Tuesday, 18. December 2007

Impressionismus

Ich habe einige Stellen übersprungen, dich sicher genauso einer Erwähnung wert gewesen wären, um heute das folgende Credo der impressionistischen Literatur zu zitieren. Marcel hatte beim Lesen des Tagebuches der Goncourt schwer an seinen literatischen Fähigkeiten gezweifelt, die ihm so ungeeignet zur exakten Beschreibung der Abendgesellschaften schienen (was, frage ich Sie, ist denn dann exakt?). Bis...

Wenn ich außer dem Hause zu Abend aß, sah ich nicht die Tischgenossen, weil ich sie vielmehr, wenn ich sie zu betrachten meinte, im Grunde durchleuchtete. [...] Aber nahm das meinen Porträts, die ich ja doch gar nicht mal als solche ausgab, nun wohl jeden Wert? Muß auf dem Gebiet der Malerei das eine Bildnis etwa, das gewisse auf den Umriß, das Licht, die Bewegungen bezügliche Wahrheiten augenfällig macht, deshalb unbedingt einem anderen, ihm keineswegs ähnlichen der gleichen Person nachstehen, in dem tausend Einzelheiten, auf welche es selbst verzichtet hat, bis ins kleinste genau aufgezeichnet sind, einem zweiten Bildnis, aus dem man schließen kann, dass das Modell bezaubernd gewesen ist - während man es nach dem ersten für hässlich gehalten hatte - worin eine dokumentarische und sogar historische Wahrheit liegen mag, die aber nicht notwendigerweise auch künstlerische Wahrheit bedingen muss?
-- Die wiedergefundene Zeit, Bd. 3/3, S.3736

Die Antwort lautet natürlich nein. Aber liegt nicht auch in dem ersteren Bildnis eine dokumentarische Wahrheit, eine die sich nur einer naiven Betrachtung zunächst entzieht? Gerade dieser dahinterstehende Eindruck wird es sein, der uns nach weiteren 200 Seiten (wo ich gerade mit dem Lesen feststecke bis die Episoden hier im Blog aufgearbeitet sind) meine bisher ultimative Lieblingsbeobachtung der Recherche bescheren wird (darum ist es auch nicht so schade, wenn ich diese jetzt zum vierten Mal aufs neue lese und mich nicht von ihr lösen kann).
I left out some parts that would certainly have been worth mentioning in order to today quote the following credo of impressionist literature. Marcel had, while reading the Goncourt diary, very much doubted his literary skills, which seemed so unfit to exactly describe the soirees Goncourt talks about (now what, if not Marcels description, is exact then, I ask). Until...

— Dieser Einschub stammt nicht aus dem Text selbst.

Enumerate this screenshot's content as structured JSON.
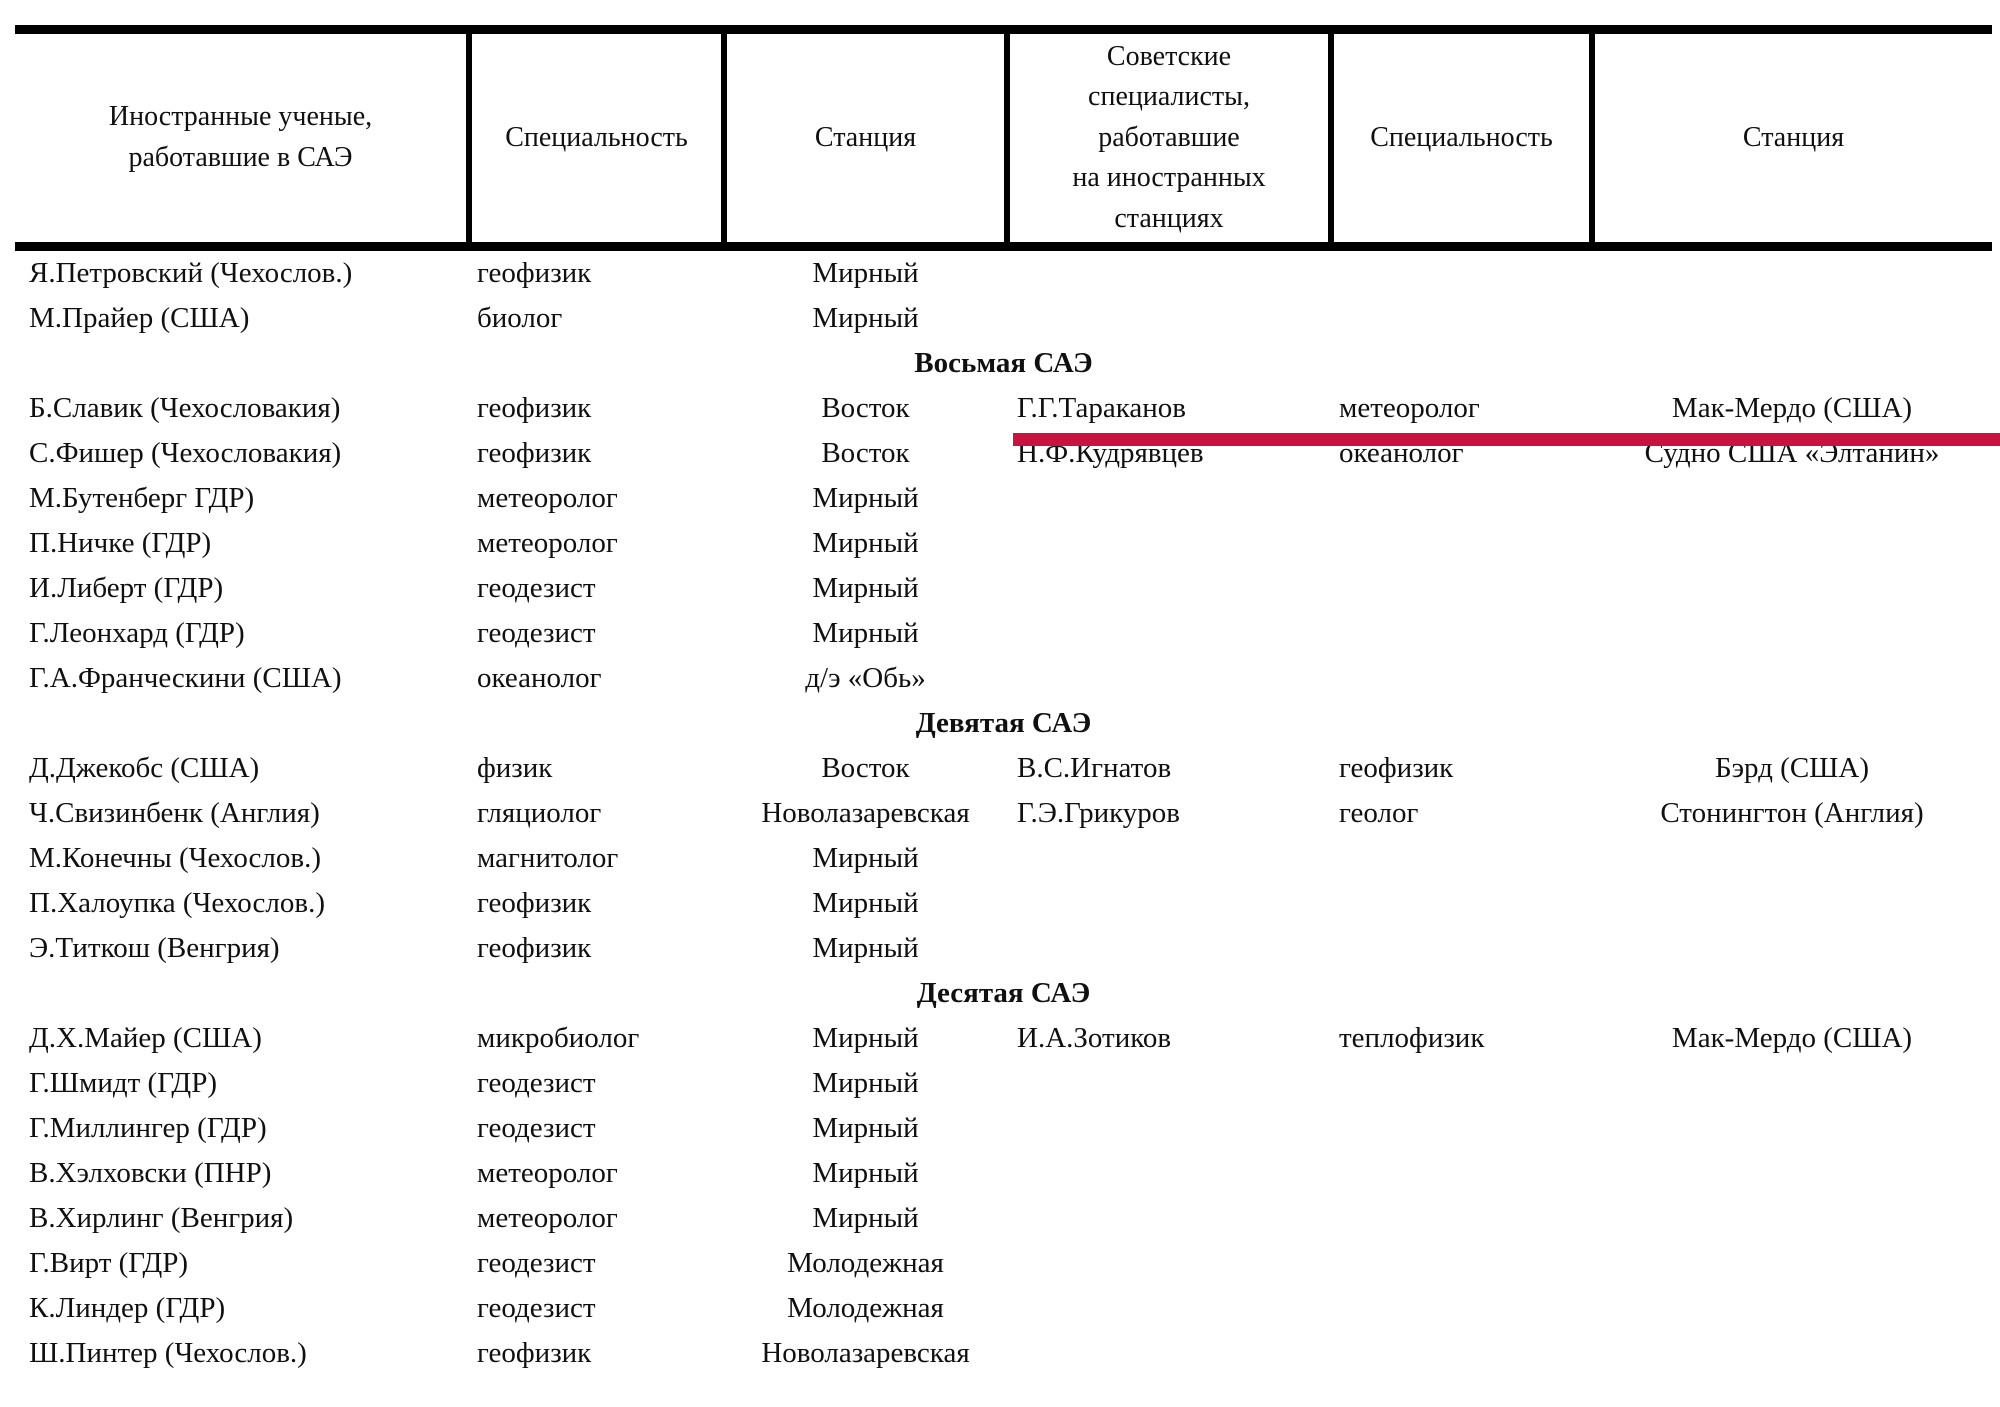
{
  "page": {
    "background": "#ffffff",
    "text_color": "#101010",
    "border_color": "#000000"
  },
  "annotation": {
    "type": "red-underline-marker",
    "color": "#c8123f",
    "marks_row": "Б.Славик (Чехословакия) / Г.Г.Тараканов"
  },
  "table": {
    "headers": [
      {
        "label": "Иностранные ученые,\nработавшие в САЭ",
        "cell_name": "foreign-scientist-cell"
      },
      {
        "label": "Специальность",
        "cell_name": "specialty-cell"
      },
      {
        "label": "Станция",
        "cell_name": "station-cell"
      },
      {
        "label": "Советские\nспециалисты,\nработавшие\nна иностранных\nстанциях",
        "cell_name": "soviet-specialist-cell"
      },
      {
        "label": "Специальность",
        "cell_name": "specialty-cell"
      },
      {
        "label": "Станция",
        "cell_name": "station-cell"
      }
    ],
    "rows": [
      {
        "type": "data",
        "cells": [
          "Я.Петровский (Чехослов.)",
          "геофизик",
          "Мирный",
          "",
          "",
          ""
        ]
      },
      {
        "type": "data",
        "cells": [
          "М.Прайер (США)",
          "биолог",
          "Мирный",
          "",
          "",
          ""
        ]
      },
      {
        "type": "section",
        "label": "Восьмая САЭ"
      },
      {
        "type": "data",
        "highlighted": true,
        "cells": [
          "Б.Славик (Чехословакия)",
          "геофизик",
          "Восток",
          "Г.Г.Тараканов",
          "метеоролог",
          "Мак-Мердо (США)"
        ]
      },
      {
        "type": "data",
        "cells": [
          "С.Фишер (Чехословакия)",
          "геофизик",
          "Восток",
          "Н.Ф.Кудрявцев",
          "океанолог",
          "Судно США «Элтанин»"
        ]
      },
      {
        "type": "data",
        "cells": [
          "М.Бутенберг ГДР)",
          "метеоролог",
          "Мирный",
          "",
          "",
          ""
        ]
      },
      {
        "type": "data",
        "cells": [
          "П.Ничке (ГДР)",
          "метеоролог",
          "Мирный",
          "",
          "",
          ""
        ]
      },
      {
        "type": "data",
        "cells": [
          "И.Либерт (ГДР)",
          "геодезист",
          "Мирный",
          "",
          "",
          ""
        ]
      },
      {
        "type": "data",
        "cells": [
          "Г.Леонхард (ГДР)",
          "геодезист",
          "Мирный",
          "",
          "",
          ""
        ]
      },
      {
        "type": "data",
        "cells": [
          "Г.А.Франческини (США)",
          "океанолог",
          "д/э «Обь»",
          "",
          "",
          ""
        ]
      },
      {
        "type": "section",
        "label": "Девятая САЭ"
      },
      {
        "type": "data",
        "cells": [
          "Д.Джекобс (США)",
          "физик",
          "Восток",
          "В.С.Игнатов",
          "геофизик",
          "Бэрд (США)"
        ]
      },
      {
        "type": "data",
        "cells": [
          "Ч.Свизинбенк (Англия)",
          "гляциолог",
          "Новолазаревская",
          "Г.Э.Грикуров",
          "геолог",
          "Стонингтон (Англия)"
        ]
      },
      {
        "type": "data",
        "cells": [
          "М.Конечны (Чехослов.)",
          "магнитолог",
          "Мирный",
          "",
          "",
          ""
        ]
      },
      {
        "type": "data",
        "cells": [
          "П.Халоупка (Чехослов.)",
          "геофизик",
          "Мирный",
          "",
          "",
          ""
        ]
      },
      {
        "type": "data",
        "cells": [
          "Э.Титкош (Венгрия)",
          "геофизик",
          "Мирный",
          "",
          "",
          ""
        ]
      },
      {
        "type": "section",
        "label": "Десятая САЭ"
      },
      {
        "type": "data",
        "cells": [
          "Д.Х.Майер (США)",
          "микробиолог",
          "Мирный",
          "И.А.Зотиков",
          "теплофизик",
          "Мак-Мердо (США)"
        ]
      },
      {
        "type": "data",
        "cells": [
          "Г.Шмидт (ГДР)",
          "геодезист",
          "Мирный",
          "",
          "",
          ""
        ]
      },
      {
        "type": "data",
        "cells": [
          "Г.Миллингер (ГДР)",
          "геодезист",
          "Мирный",
          "",
          "",
          ""
        ]
      },
      {
        "type": "data",
        "cells": [
          "В.Хэлховски (ПНР)",
          "метеоролог",
          "Мирный",
          "",
          "",
          ""
        ]
      },
      {
        "type": "data",
        "cells": [
          "В.Хирлинг (Венгрия)",
          "метеоролог",
          "Мирный",
          "",
          "",
          ""
        ]
      },
      {
        "type": "data",
        "cells": [
          "Г.Вирт (ГДР)",
          "геодезист",
          "Молодежная",
          "",
          "",
          ""
        ]
      },
      {
        "type": "data",
        "cells": [
          "К.Линдер (ГДР)",
          "геодезист",
          "Молодежная",
          "",
          "",
          ""
        ]
      },
      {
        "type": "data",
        "cells": [
          "Ш.Пинтер (Чехослов.)",
          "геофизик",
          "Новолазаревская",
          "",
          "",
          ""
        ]
      }
    ]
  }
}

I did not see the guests because when I thought I was observing them I was radiographing them. From that it resulted that in collating all the observations I had been able to make about the guests in the course of a dinner, the design of the lines traced by me would form a unity of psychological laws in which the interest pertaining to the discourse of a particular guest occupied no place whatever. But were my portraits denuded of all merit because I did not compose them merely as portraits? If in the domain of painting one portrait represents truths relative to volume, to light, to movement, does that necessarily make it inferior to another quite dissimilar portrait of the same person in which, a thousand details omitted in the first will be minutely related to each other, a second portrait from which it would be concluded that the model was beautiful while that of the first would be considered ugly, which might have a documentary and even historical importance but might not necessarily be an artistic truth.
-- Time Regained

The answer is, obviously, no. Doesn't there even lie in the former portrait a documentary truth, one which evades a first and naive observation? Exactly this profound impression it will be, that after some 200 pages (where I'm currently stuck with reading until the episodes are posted here) allows us my up to this point ultimately favourite observation in the Recherche (which is why it's not all too bad I'm stuck and will read it for the fourth time before I can move on).